1. A magnetic resonance system comprising:

a basic magnet system that annularly surrounds an examination volume;

a gradient coil system disposed radially within the basic magnet system;

a radio-frequency shield disposed radially within the gradient coil system;

a whole-body coil disposed radially within the radio-frequency shield;

said gradient coil system having a circular configuration and thereby defining a gradient coil axis; and

within one complete circumference around said gradient coil system axis, said whole body coil consisting of a first segment and a second segment complementary to the first segment, said first segment encompassing an angular range of more than 180° relative to said gradient coil system axis and said whole body coil having a constant radius of curvature in said first segment and being less curved in said second segment than in said first segment, and said whole body coil being disposed in said gradient system making a radio-frequency field return in a center of said first segment and a radio-frequency field return in the center of the second segment substantially equal.

2. A magnetic resonance system as claimed in claim 1 wherein said radio-frequency shield radially abuts an interior of said gradient coil system.

3. A magnetic resonance system as claimed in claim 1 wherein said second segment is a straight segment.

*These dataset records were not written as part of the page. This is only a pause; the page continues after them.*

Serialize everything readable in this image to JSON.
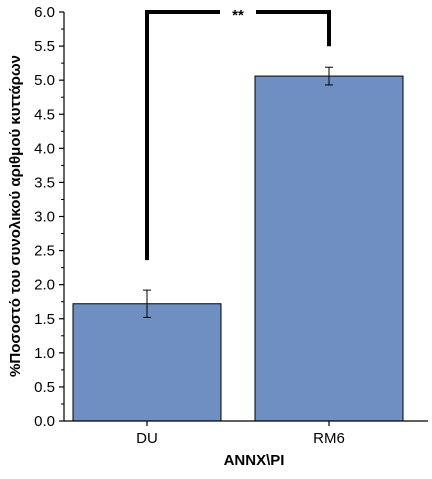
{
  "chart_data": {
    "type": "bar",
    "categories": [
      "DU",
      "RM6"
    ],
    "values": [
      1.72,
      5.06
    ],
    "error": [
      0.2,
      0.13
    ],
    "xlabel": "ANNX\\PI",
    "ylabel": "%Ποσοστό του συνολικού αριθμού κυττάρων",
    "ylim": [
      0,
      6
    ],
    "yticks": [
      "0.0",
      "0.5",
      "1.0",
      "1.5",
      "2.0",
      "2.5",
      "3.0",
      "3.5",
      "4.0",
      "4.5",
      "5.0",
      "5.5",
      "6.0"
    ],
    "grid": false,
    "bar_color": "#6f8fc2",
    "significance": {
      "between": [
        "DU",
        "RM6"
      ],
      "label": "**"
    }
  }
}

4. A magnetic resonance system as claimed in claim 1 wherein said second segment is circular arced.

5. A magnetic resonance system as claimed in claim 1 wherein said second segment is smoothly curved with a non-constant curvature.

6. A magnetic resonance system as claimed in claim 5 wherein said second segment exhibits a shape selected from the group consisting of an ellipse and an oval.

7. A magnetic resonance system as claimed in claim 5 wherein said first and second segments tangentially abut each other.

8. A magnetic resonance system as claimed in claim 1 wherein said first segment is a shell segment of a cylinder that, in a cross-section perpendicular to the gradient coil system axis, encompasses a circular arc of at least 180°.

9. A magnetic resonance system as claimed in claim 1 wherein said whole body coil comprises end ferrules extending around said gradient coil system axis, and a plurality of antenna rods connected between the end ferrules, said antenna rods being distributed around the gradient coil system axis.

10. A magnetic resonance system as claimed in claim 9 wherein said antenna rods are equidistant from each other with regard to an arc length between neighboring antenna rods along said first and second segments.